The authors compare their method with variants that omit key components, evaluating performance on synthetic and MIT multi-illumination datasets. Results show that including both environment video generation and raw reference images significantly improves relighting quality across all metrics. The full model consistently outperforms ablated versions, particularly in visual fidelity and material consistency. Including raw reference images significantly improves relighting quality, especially on complex materials. Joint generation of environment video and relighting leads to better performance, particularly under dynamic lighting and camera motion. The full model outperforms ablated versions across all metrics on both synthetic and MIT multi-illumination datasets.
The authors compare their method with a baseline approach across multiple video relighting tasks, evaluating performance on synthetic and real-world datasets. Results show that their method achieves better visual quality and material consistency, with improvements in both training and inference efficiency compared to the baseline. The proposed method outperforms the baseline in visual quality and material consistency across synthetic and real-world datasets. The method achieves significant improvements in training and inference efficiency, reducing GPU memory usage. The baseline approach shows lower performance in handling complex materials and maintaining temporal consistency.

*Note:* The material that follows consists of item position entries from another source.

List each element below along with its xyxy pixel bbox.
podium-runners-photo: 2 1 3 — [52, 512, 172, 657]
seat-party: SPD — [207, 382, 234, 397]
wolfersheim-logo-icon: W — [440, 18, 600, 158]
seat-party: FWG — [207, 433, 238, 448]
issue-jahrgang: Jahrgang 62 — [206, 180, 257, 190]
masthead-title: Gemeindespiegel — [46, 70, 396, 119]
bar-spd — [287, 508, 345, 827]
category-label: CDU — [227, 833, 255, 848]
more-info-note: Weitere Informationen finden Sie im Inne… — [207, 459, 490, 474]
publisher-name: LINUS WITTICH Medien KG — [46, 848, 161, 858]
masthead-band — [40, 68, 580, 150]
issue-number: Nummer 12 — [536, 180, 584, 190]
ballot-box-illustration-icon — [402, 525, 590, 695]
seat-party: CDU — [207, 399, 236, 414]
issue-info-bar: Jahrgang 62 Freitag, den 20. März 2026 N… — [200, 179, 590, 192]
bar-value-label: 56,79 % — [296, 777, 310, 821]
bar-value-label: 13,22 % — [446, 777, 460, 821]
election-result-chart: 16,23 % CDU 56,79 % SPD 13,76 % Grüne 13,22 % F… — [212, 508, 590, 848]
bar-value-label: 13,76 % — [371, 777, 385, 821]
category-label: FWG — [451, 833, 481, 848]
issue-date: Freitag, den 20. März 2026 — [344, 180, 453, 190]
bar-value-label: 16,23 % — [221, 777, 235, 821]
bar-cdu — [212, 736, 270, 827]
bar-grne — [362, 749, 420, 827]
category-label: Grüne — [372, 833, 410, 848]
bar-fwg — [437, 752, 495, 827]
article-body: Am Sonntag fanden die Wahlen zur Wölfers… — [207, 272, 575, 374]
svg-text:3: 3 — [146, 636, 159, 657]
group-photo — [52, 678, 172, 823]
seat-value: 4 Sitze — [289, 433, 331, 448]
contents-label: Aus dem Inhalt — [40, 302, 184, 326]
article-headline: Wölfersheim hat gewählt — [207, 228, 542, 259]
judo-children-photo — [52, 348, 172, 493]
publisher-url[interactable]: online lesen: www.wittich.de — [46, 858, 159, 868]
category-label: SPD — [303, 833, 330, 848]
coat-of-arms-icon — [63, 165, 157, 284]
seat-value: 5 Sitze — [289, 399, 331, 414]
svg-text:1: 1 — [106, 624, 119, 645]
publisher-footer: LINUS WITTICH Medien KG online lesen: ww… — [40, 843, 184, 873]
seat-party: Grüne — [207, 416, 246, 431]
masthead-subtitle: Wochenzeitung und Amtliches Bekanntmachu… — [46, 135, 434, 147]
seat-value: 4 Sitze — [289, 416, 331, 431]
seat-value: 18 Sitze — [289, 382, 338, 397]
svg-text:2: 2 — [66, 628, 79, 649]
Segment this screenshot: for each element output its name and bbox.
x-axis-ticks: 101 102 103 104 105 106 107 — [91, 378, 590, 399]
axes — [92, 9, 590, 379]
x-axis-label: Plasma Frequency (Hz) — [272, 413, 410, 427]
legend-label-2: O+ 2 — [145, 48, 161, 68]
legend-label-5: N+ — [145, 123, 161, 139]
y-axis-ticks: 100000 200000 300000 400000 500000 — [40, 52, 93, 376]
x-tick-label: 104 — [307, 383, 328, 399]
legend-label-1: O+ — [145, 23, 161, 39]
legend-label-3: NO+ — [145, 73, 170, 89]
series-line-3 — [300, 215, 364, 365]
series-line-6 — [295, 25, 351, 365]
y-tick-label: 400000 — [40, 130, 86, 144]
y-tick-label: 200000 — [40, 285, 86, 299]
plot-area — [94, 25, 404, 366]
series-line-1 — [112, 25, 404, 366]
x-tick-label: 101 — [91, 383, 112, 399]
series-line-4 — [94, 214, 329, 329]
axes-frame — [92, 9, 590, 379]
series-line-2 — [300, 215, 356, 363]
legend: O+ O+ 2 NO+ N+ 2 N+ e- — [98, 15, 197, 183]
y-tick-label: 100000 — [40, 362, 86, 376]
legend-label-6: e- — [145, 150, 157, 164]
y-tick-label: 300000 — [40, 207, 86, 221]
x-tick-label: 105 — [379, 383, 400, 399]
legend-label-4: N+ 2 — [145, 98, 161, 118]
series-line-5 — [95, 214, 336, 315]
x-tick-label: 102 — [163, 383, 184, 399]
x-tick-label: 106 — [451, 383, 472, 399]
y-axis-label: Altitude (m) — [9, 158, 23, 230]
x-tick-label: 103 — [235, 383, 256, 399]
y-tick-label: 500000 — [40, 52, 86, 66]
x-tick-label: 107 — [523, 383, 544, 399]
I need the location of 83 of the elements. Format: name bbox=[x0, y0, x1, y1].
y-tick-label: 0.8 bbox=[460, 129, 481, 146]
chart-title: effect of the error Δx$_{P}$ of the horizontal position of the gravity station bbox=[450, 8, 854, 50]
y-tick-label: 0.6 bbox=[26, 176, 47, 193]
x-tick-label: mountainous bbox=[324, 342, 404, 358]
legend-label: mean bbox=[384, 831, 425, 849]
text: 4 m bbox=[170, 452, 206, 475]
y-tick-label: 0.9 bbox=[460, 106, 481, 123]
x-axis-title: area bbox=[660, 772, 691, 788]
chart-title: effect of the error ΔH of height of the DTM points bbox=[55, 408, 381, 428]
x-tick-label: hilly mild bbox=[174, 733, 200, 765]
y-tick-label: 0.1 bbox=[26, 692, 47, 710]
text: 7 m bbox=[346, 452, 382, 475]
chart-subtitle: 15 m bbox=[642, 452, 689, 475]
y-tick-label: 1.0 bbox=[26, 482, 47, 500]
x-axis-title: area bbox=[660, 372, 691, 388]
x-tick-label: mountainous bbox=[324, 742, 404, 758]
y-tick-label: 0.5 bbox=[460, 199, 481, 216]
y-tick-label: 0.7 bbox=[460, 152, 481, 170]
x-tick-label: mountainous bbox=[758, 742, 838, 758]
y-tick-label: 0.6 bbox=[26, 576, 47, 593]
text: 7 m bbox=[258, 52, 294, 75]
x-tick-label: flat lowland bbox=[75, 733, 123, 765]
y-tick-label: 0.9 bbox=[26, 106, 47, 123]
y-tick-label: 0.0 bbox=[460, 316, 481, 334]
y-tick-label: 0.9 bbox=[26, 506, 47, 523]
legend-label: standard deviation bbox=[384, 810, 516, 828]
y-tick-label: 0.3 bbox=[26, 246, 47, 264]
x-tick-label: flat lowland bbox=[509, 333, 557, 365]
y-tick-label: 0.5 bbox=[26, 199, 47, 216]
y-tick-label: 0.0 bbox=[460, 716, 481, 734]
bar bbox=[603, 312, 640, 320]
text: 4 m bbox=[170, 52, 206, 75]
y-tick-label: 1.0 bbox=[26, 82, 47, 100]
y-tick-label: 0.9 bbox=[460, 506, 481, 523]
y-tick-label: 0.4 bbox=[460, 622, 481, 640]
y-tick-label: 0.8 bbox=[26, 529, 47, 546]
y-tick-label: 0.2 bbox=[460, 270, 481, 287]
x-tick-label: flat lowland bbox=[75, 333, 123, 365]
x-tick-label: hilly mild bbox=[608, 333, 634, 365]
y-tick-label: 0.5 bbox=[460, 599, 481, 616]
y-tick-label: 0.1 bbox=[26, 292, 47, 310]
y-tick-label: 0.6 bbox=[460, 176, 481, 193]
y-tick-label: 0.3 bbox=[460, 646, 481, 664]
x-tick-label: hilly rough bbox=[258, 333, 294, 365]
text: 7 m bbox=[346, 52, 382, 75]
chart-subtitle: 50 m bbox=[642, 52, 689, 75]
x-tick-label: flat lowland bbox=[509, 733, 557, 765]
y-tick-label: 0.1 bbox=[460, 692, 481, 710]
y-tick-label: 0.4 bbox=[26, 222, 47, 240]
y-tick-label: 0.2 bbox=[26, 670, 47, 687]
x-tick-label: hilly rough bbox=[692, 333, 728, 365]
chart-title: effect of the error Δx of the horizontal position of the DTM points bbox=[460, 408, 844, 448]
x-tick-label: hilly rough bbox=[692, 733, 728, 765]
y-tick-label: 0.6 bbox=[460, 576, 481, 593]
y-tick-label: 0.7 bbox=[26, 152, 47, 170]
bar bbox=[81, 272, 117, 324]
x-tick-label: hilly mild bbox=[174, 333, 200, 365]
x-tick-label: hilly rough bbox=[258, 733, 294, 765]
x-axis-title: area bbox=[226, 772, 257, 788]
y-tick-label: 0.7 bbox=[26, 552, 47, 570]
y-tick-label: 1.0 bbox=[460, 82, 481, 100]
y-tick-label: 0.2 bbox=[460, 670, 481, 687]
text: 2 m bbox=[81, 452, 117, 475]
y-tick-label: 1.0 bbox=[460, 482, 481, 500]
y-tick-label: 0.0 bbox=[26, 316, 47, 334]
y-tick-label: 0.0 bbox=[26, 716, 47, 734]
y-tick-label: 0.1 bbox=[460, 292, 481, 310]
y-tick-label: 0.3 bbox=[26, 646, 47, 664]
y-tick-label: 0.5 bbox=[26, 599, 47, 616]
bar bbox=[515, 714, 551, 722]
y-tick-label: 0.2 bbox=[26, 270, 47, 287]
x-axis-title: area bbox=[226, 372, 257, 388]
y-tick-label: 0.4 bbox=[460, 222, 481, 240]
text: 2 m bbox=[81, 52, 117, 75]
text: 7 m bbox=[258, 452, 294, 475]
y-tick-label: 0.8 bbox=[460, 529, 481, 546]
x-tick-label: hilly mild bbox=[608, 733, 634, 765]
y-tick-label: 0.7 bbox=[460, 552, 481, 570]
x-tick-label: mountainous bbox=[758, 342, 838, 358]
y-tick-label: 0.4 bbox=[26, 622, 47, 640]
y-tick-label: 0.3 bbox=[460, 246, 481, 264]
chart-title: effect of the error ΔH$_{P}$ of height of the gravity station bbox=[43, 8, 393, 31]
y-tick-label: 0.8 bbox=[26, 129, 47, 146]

The authors compare their method with existing video relighting approaches across multiple datasets, including synthetic and real-world scenarios. Results show that their method outperforms baselines in terms of visual and material fidelity, particularly in handling complex materials and maintaining temporal consistency. The approach also demonstrates superior performance in generating accurate environment maps for dynamic lighting conditions. the method achieves superior performance across all metrics compared to existing approaches on both synthetic and real-world datasets. The method demonstrates strong material consistency and accurate handling of complex lighting effects such as reflections and refractions. It effectively generates temporally consistent environment maps, enabling accurate lighting estimation across video frames.
The proposed method is evaluated against existing baselines and ablated variants across synthetic and real-world video datasets, using standard fidelity measures, consistency assessments, and user studies to validate overall relighting performance and component contributions. Main comparisons confirm that the approach consistently delivers superior visual and material fidelity, effectively preserving temporal consistency under dynamic lighting and camera motion while accurately rendering complex surfaces. Ablation experiments validate the necessity of jointly generating environment videos alongside raw reference inputs for high-quality material handling, while efficiency tests verify reduced computational overhead and stronger user preference, establishing the method as a robust solution for physically accurate video relighting.